Coco Gauff hat gute Chancen, mit erst 17 Jahren ihr erstes Halbfinale bei einem Grand-Slam-Turnier zu erreichen. Sie führt im Duell mit der Tschechin Barbora Krejcikova, hat fünf Satzbälle - und verliert doch. Das Supertalent mit dem Mut zur Offenheit scheidet aus, ihre Konkurrentin ist darüber beinahe fassungslos.

Supertalent Cori "Coco" Gauff hat bei den French Open ihr erstes Halbfinale verpasst. Die 17 Jahre alte US-Amerikanerin unterlag im Duell zweier Viertelfinal-Debütantinnen nach einer fahrigen Vorstellung der acht Jahre älteren Tschechin Barbora Krejcikova 6:7 (6:8), 3:6. Krejcikova spielt nun gegen Titelverteidigerin Iga Swiatek aus Polen oder die stark aufspielende Griechin Maria Sakkari um ein Finalticket.

Gauff, die zuvor im Turnierverlauf keinen Satz abgegeben hatte, war unter Leitung des Stuttgarter Schiedsrichters Nico Helwerth als Favoritin in das Match gegangen. Sie ließ sich nach gutem Start aber von ihrer Kontrahentin entzaubern. Krejcikova, die vor den French Open bereits das Turnier in Straßburg gewonnen hatte, lief im ersten Satz stets einem Rückstand hinterher und wehrte insgesamt fünf Satzbälle ab. Nach einer Stunde und elf Minuten holte sich die Tschechin im ersten Versuch dann selbst im Tiebreak den ersten Durchgang.

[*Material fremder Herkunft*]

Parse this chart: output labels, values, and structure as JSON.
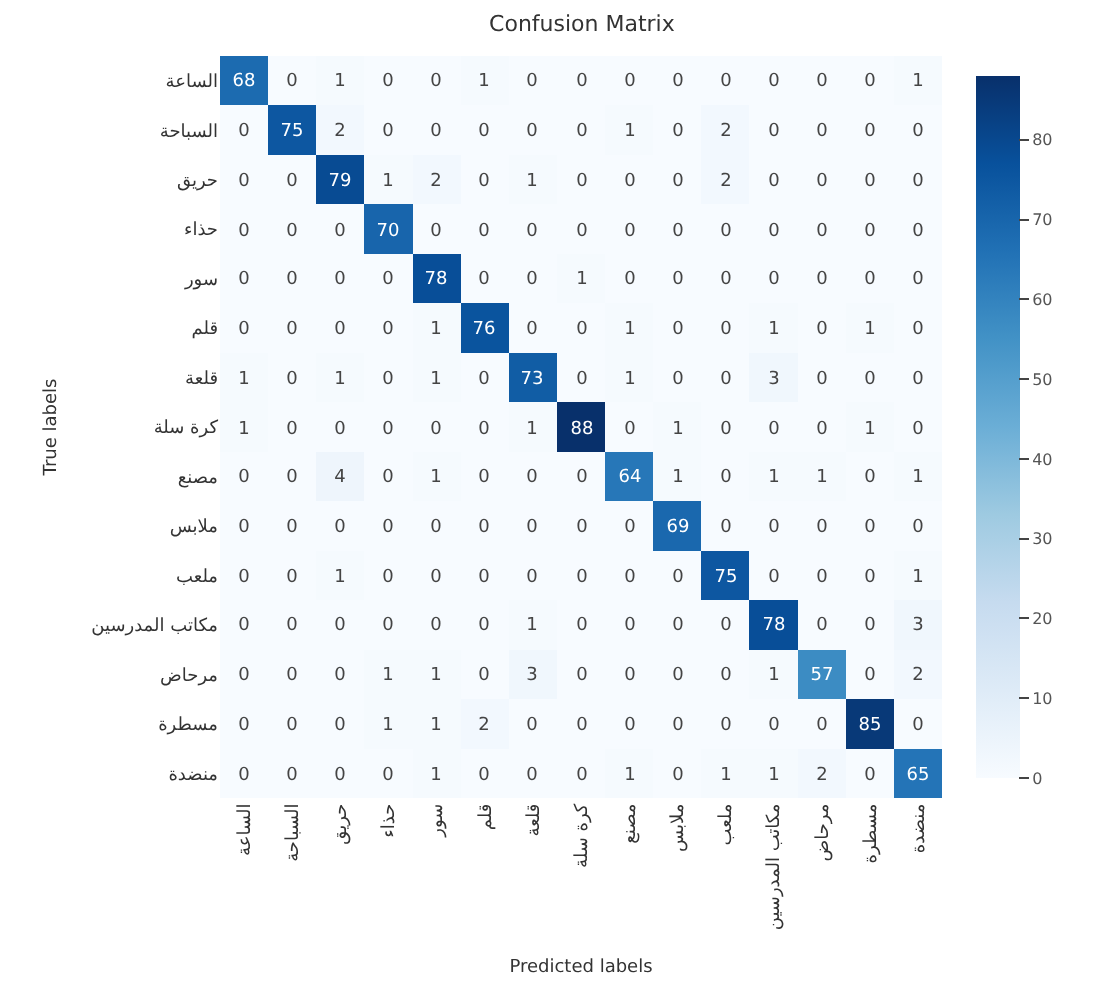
{
  "chart_data": {
    "type": "heatmap",
    "title": "Confusion Matrix",
    "xlabel": "Predicted labels",
    "ylabel": "True labels",
    "categories": [
      "الساعة",
      "السباحة",
      "حريق",
      "حذاء",
      "سور",
      "قلم",
      "قلعة",
      "كرة سلة",
      "مصنع",
      "ملابس",
      "ملعب",
      "مكاتب المدرسين",
      "مرحاض",
      "مسطرة",
      "منضدة"
    ],
    "y_categories": [
      "الساعة",
      "السباحة",
      "حريق",
      "حذاء",
      "سور",
      "قلم",
      "قلعة",
      "كرة سلة",
      "مصنع",
      "ملابس",
      "ملعب",
      "مكاتب المدرسين",
      "مرحاض",
      "مسطرة",
      "منضدة"
    ],
    "cells": [
      [
        68,
        0,
        1,
        0,
        0,
        1,
        0,
        0,
        0,
        0,
        0,
        0,
        0,
        0,
        1
      ],
      [
        0,
        75,
        2,
        0,
        0,
        0,
        0,
        0,
        1,
        0,
        2,
        0,
        0,
        0,
        0
      ],
      [
        0,
        0,
        79,
        1,
        2,
        0,
        1,
        0,
        0,
        0,
        2,
        0,
        0,
        0,
        0
      ],
      [
        0,
        0,
        0,
        70,
        0,
        0,
        0,
        0,
        0,
        0,
        0,
        0,
        0,
        0,
        0
      ],
      [
        0,
        0,
        0,
        0,
        78,
        0,
        0,
        1,
        0,
        0,
        0,
        0,
        0,
        0,
        0
      ],
      [
        0,
        0,
        0,
        0,
        1,
        76,
        0,
        0,
        1,
        0,
        0,
        1,
        0,
        1,
        0
      ],
      [
        1,
        0,
        1,
        0,
        1,
        0,
        73,
        0,
        1,
        0,
        0,
        3,
        0,
        0,
        0
      ],
      [
        1,
        0,
        0,
        0,
        0,
        0,
        1,
        88,
        0,
        1,
        0,
        0,
        0,
        1,
        0
      ],
      [
        0,
        0,
        4,
        0,
        1,
        0,
        0,
        0,
        64,
        1,
        0,
        1,
        1,
        0,
        1
      ],
      [
        0,
        0,
        0,
        0,
        0,
        0,
        0,
        0,
        0,
        69,
        0,
        0,
        0,
        0,
        0
      ],
      [
        0,
        0,
        1,
        0,
        0,
        0,
        0,
        0,
        0,
        0,
        75,
        0,
        0,
        0,
        1
      ],
      [
        0,
        0,
        0,
        0,
        0,
        0,
        1,
        0,
        0,
        0,
        0,
        78,
        0,
        0,
        3
      ],
      [
        0,
        0,
        0,
        1,
        1,
        0,
        3,
        0,
        0,
        0,
        0,
        1,
        57,
        0,
        2
      ],
      [
        0,
        0,
        0,
        1,
        1,
        2,
        0,
        0,
        0,
        0,
        0,
        0,
        0,
        85,
        0
      ],
      [
        0,
        0,
        0,
        0,
        1,
        0,
        0,
        0,
        1,
        0,
        1,
        1,
        2,
        0,
        65
      ]
    ],
    "clim": [
      0,
      88
    ],
    "cticks": [
      0,
      10,
      20,
      30,
      40,
      50,
      60,
      70,
      80
    ],
    "data_labels": true
  }
}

Gauff verlor danach völlig den Rhythmus, sodass Krejcikova schnell auf 5:0 davonzog. Zwar gab die Amerikanerin nicht auf, mit dem sechsten Matchball machte die Tschechin das Weiterkommen nach fast zwei Stunden aber perfekt. Krejcikova riss ungläubig die Arme hoch. "Ich bin überglücklich", sagte sie anschließend: "Ich habe es noch nicht realisiert."

Gauff muss damit weiter auf das erste Halbfinale warten. Im Achtelfinale hatte sie noch eine stark eingeschätzte Kollegin geschlagen, ihre Landsfrau Sloane Stephens. Danach war sie sehr offen mit mentalen Problemen vor ihrem Match gegen Stephens umgegangen. "Eine halbe Stunde vor der Partie wollte ich nicht auf den Platz gehen, weil ich mich wirklich schlecht fühlte. Ich musste mich im Physioraum einschließen und ich musste mit meinem Psychologen reden", sagte die Athletin aus Brünn: "Ich habe tatsächlich geweint. Ich weiß auch nicht. Ich fühlte mich einfach sehr, sehr schlecht, und ich weiß nicht, warum."

Für Krejcikova dagegen herrscht wohl eitel Sonnenschein. 2018 hatte sie in Roland Garros im Doppel triumphiert, nun kämpft sie im Einzel um den ganz großen Coup. Auch im Doppel steht sie erneut im Halbfinale.